As canções do novo álbum Office Politics - um duplo álbum de 16 canções - foram surgindo, naturalmente menos aplaudidas, porque ainda recentes, - à excepção de Norman and Norma, sobre um normalíssimo casal de Norfolk, disse Neil, bem ovacionada, merecidamente, porque já é mais uma canção clássica da banda, música, letra, tudo perfeito, sobre a vida de muitos casais que perdem a chama ao fim de uma vida em comum - Queue jumper, onde um chico-esperto goza com quem segue sempre as regras, Office Politics, - uma das canções que não me agrada por aí além, mas onde há um alerta para o perigo de postar no Facebook e acabar despedido - Infernal Machines, - que me faz lembrar os Muse, sobre máquinas que nos prometem o sonho lançando-nos afinal no inferno - You'll Never Work in This Town Again, sobre o perigo do concurso das máquinas que criamos para nosso auxílio mas que acabaram por nos aprisionar via algorítmos, I'm a Stranger Here, com uma nota de tango argentino e bela presença da guitarra, onde Neil confessa que de um momento para o outro, enquanto foi comprar um pão, tudo mudou, fazendo com que se sinta um estranho no seu próprio mundo, já sabemos a razão, After the Lord Mayor's Show, marcada pelo piano electrónico, e que eu entendo seja sobre a transitoriedade do que é bom ou a ressaca da vida, When the Working Day Is Done, sobre a insatisfação do trabalhador comum, e ainda, esta totalmente absurda, que Neil garantiu capaz de nos fazer arrepender de ter marcado presença, na realidade, concordo, podia ter sido dispensada: The Synthesiser Service Centre Super Summer Sale, uma longa enumeração de marcas de sintetizadores a preços de saldo, não sei como é que ele fixou cada uma delas!

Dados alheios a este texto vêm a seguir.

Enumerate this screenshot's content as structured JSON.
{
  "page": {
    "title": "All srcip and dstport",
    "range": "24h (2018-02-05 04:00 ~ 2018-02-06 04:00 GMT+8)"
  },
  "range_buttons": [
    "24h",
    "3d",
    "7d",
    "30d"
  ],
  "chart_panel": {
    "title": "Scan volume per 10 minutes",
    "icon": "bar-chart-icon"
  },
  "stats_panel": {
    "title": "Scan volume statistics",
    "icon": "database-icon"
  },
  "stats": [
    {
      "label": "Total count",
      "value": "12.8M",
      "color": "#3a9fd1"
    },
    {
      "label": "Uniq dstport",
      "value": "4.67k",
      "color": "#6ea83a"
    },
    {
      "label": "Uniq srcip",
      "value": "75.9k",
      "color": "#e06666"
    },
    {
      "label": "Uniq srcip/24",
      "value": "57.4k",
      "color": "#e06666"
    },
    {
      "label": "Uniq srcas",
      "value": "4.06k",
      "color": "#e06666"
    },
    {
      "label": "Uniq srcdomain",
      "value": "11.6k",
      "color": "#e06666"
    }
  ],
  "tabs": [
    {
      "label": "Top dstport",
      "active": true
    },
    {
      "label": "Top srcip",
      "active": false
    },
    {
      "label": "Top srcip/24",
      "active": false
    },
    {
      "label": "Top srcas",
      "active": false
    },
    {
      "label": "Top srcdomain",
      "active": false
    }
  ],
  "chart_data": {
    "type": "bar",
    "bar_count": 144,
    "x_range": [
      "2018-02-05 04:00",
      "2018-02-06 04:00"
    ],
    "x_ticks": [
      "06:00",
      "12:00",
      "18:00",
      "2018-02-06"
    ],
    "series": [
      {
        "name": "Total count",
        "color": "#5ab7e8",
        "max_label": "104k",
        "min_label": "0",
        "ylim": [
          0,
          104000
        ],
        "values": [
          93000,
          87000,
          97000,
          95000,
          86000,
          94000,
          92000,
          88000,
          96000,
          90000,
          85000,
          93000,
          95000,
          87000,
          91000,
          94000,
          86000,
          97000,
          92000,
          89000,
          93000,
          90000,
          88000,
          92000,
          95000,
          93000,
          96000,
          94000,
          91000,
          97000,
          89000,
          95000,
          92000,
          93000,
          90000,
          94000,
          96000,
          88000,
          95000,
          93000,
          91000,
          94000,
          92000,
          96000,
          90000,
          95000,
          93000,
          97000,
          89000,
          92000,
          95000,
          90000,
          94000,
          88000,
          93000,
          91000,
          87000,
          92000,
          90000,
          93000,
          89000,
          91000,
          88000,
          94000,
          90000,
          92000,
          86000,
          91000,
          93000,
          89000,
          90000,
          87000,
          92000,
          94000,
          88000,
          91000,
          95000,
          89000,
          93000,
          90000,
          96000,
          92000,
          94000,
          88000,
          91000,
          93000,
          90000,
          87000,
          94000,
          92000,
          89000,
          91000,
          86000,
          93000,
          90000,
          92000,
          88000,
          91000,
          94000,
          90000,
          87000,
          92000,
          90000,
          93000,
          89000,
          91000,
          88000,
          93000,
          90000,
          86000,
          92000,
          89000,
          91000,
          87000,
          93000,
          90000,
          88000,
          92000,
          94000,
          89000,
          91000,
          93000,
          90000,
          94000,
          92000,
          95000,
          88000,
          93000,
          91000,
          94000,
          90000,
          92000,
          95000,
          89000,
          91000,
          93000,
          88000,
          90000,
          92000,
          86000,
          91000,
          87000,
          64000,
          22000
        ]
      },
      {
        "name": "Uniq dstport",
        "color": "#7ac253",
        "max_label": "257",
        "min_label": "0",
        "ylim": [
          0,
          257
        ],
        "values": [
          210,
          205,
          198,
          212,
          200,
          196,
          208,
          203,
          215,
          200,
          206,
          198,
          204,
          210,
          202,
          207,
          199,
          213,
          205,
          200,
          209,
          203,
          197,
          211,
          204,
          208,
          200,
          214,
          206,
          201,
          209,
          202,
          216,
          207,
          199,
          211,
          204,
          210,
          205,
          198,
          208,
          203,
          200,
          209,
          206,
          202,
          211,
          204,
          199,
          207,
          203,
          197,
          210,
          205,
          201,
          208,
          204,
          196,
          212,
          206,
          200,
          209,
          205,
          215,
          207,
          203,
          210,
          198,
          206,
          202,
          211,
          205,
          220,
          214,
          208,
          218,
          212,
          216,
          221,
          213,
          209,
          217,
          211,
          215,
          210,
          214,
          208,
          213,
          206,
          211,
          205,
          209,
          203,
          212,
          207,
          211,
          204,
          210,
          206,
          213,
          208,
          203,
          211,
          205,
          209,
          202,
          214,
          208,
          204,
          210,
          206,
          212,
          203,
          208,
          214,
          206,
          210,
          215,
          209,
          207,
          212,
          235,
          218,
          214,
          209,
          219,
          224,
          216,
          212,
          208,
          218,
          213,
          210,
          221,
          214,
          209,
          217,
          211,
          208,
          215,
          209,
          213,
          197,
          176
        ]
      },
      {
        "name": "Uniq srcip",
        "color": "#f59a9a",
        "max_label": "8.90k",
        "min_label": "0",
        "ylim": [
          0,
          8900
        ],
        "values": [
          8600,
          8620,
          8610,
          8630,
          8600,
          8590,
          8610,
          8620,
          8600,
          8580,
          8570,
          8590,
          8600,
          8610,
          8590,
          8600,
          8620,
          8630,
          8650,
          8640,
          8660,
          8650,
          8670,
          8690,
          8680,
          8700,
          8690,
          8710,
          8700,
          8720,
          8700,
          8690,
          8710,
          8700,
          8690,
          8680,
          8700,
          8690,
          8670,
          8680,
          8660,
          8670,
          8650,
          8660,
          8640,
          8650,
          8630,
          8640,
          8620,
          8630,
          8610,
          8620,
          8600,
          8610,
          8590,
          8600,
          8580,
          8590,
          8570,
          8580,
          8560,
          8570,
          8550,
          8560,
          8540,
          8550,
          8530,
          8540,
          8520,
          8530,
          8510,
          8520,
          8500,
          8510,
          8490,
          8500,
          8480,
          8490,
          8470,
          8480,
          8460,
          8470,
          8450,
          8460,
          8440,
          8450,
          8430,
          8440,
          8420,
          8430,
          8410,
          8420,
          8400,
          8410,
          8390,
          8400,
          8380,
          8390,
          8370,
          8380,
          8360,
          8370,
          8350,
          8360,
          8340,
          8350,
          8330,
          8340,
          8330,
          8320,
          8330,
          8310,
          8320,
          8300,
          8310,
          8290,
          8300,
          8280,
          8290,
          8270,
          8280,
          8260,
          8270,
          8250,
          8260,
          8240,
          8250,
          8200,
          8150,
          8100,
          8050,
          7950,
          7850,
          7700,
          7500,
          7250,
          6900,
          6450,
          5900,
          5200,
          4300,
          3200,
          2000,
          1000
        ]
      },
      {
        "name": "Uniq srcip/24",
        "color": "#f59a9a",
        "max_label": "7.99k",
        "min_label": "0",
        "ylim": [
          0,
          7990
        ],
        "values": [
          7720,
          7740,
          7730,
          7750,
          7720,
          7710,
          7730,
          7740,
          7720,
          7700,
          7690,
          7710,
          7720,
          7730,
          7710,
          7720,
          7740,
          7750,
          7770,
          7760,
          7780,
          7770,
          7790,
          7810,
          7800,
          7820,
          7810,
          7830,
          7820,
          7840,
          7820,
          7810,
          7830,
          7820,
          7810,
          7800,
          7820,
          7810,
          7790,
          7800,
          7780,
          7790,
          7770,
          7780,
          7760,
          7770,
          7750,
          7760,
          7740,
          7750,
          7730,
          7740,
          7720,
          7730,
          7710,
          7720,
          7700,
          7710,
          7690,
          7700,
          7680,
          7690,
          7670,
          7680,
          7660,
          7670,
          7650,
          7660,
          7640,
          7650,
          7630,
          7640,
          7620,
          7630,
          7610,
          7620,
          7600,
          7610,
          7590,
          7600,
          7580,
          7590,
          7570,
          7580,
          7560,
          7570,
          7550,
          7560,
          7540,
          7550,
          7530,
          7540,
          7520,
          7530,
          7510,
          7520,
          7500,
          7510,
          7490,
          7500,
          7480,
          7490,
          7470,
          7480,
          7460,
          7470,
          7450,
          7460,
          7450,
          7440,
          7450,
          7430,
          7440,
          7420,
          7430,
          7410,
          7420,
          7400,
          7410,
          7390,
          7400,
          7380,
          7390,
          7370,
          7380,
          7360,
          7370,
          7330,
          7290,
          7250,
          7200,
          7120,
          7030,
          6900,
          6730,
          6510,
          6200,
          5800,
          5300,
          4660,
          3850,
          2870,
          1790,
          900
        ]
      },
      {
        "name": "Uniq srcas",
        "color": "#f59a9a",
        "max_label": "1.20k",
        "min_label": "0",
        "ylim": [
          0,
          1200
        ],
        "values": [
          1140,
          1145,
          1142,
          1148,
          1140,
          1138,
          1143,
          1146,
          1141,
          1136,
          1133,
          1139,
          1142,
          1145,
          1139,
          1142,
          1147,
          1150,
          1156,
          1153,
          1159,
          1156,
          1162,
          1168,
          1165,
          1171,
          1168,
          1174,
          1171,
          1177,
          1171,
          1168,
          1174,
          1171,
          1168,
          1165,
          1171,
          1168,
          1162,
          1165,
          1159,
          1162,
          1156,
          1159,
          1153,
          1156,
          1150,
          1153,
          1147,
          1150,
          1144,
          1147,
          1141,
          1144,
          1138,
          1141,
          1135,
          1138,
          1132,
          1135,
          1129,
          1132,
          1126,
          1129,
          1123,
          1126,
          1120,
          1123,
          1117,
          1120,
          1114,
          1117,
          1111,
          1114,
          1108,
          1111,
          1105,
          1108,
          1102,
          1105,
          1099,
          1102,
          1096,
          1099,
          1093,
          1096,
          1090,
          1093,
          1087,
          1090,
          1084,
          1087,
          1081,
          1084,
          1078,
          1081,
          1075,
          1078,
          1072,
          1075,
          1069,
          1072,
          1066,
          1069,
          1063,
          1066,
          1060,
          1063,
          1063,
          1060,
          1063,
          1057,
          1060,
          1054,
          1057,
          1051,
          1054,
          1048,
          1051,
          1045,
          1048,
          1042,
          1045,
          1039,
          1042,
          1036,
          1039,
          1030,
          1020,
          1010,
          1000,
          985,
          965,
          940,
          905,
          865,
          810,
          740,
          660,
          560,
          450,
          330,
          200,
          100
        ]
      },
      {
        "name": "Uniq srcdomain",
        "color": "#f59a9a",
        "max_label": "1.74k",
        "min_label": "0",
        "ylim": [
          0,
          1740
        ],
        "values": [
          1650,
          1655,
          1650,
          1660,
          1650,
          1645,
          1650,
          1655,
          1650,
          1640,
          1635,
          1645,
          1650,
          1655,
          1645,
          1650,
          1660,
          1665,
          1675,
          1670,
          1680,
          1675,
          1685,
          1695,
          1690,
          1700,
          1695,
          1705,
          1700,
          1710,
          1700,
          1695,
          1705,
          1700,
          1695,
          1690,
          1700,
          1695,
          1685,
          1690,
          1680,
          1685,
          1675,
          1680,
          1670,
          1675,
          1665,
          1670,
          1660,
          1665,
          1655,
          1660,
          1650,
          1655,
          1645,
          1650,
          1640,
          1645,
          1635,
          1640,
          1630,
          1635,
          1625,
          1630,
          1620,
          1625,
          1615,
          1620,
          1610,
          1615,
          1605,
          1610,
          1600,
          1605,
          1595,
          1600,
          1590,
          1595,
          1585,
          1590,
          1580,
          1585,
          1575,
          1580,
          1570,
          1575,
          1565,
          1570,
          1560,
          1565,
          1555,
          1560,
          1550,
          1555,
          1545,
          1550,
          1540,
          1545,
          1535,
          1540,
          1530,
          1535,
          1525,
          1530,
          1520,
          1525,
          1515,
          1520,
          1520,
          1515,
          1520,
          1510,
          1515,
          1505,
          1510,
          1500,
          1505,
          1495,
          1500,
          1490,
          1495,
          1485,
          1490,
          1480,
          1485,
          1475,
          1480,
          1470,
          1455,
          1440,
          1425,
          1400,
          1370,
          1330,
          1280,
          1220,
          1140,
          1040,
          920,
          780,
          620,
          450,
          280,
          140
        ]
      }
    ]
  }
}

Não creio que alguém se tenha sentido enfadado ao longo de quase duas horas de concerto. Da nostalgia de tempos passados às leituras críticas sobre os tempos paradoxais que vivemos actualmente, houve um pouco de tudo para todos. A jovem sentada na minha frente balançou-se incessantemente da esquerda para a direita do princípio ao fim. No extremo dessa fila, um homem grisalho batia palmas com os braços e não apenas com as mãos e dançou freneticamente de pé, assim que pode. Mesmo assim, na minha fila, um lugar à direita do meu, uma mocinha olhou quase durante todo o espectáculo para o ecrã luminoso do seu telemóvel como se não estivesse a acontecer nada de importante no palco.


Espero que através deste concerto, e dos links que reuni, possam descobrir uma das minhas bandas favoritas. Leiam o artigo do The Guardian, em inglês, que sugiro abaixo, para conhecerem a origem de tudo o que, passados 30 anos, me continua a cativar: um mix de pop orquestral ou electrónico, ora dançável ora melancólico, letras bem escritas e charme irlandês.

A terminar, quero agradecer à Sabine Schrader que me cedeu estas fotografias fantásticas para publicação. São da actuação dos Divine Comedy em Colónia (Alemanha). Este é o seu Instagram. Também ela segue os Divine Comedy há pelos menos uns 20 anos. Gostei imenso da cumplicidade que conseguimos em poucos minutos de conversação: é fácil, fácil, quando se descobre alguém que gosta ainda mais do que nós da música dos Divine Comedy!

Sugestão de leitura:

Odd man in - excelente artigo sobre Neil Hannon e os Divine Comedy, datado de 1999.
"The songs I find most interesting are not about a tried-and-tested theme," he says. "Even if you're writing about love, you have to come at it from a strange angle. You have to draw people in, with something that's going to confuse them. You can never have in writing what you like to think about yourself. In fact, you can never really get it on a record, either, and that's the closest I'll ever get to the true me."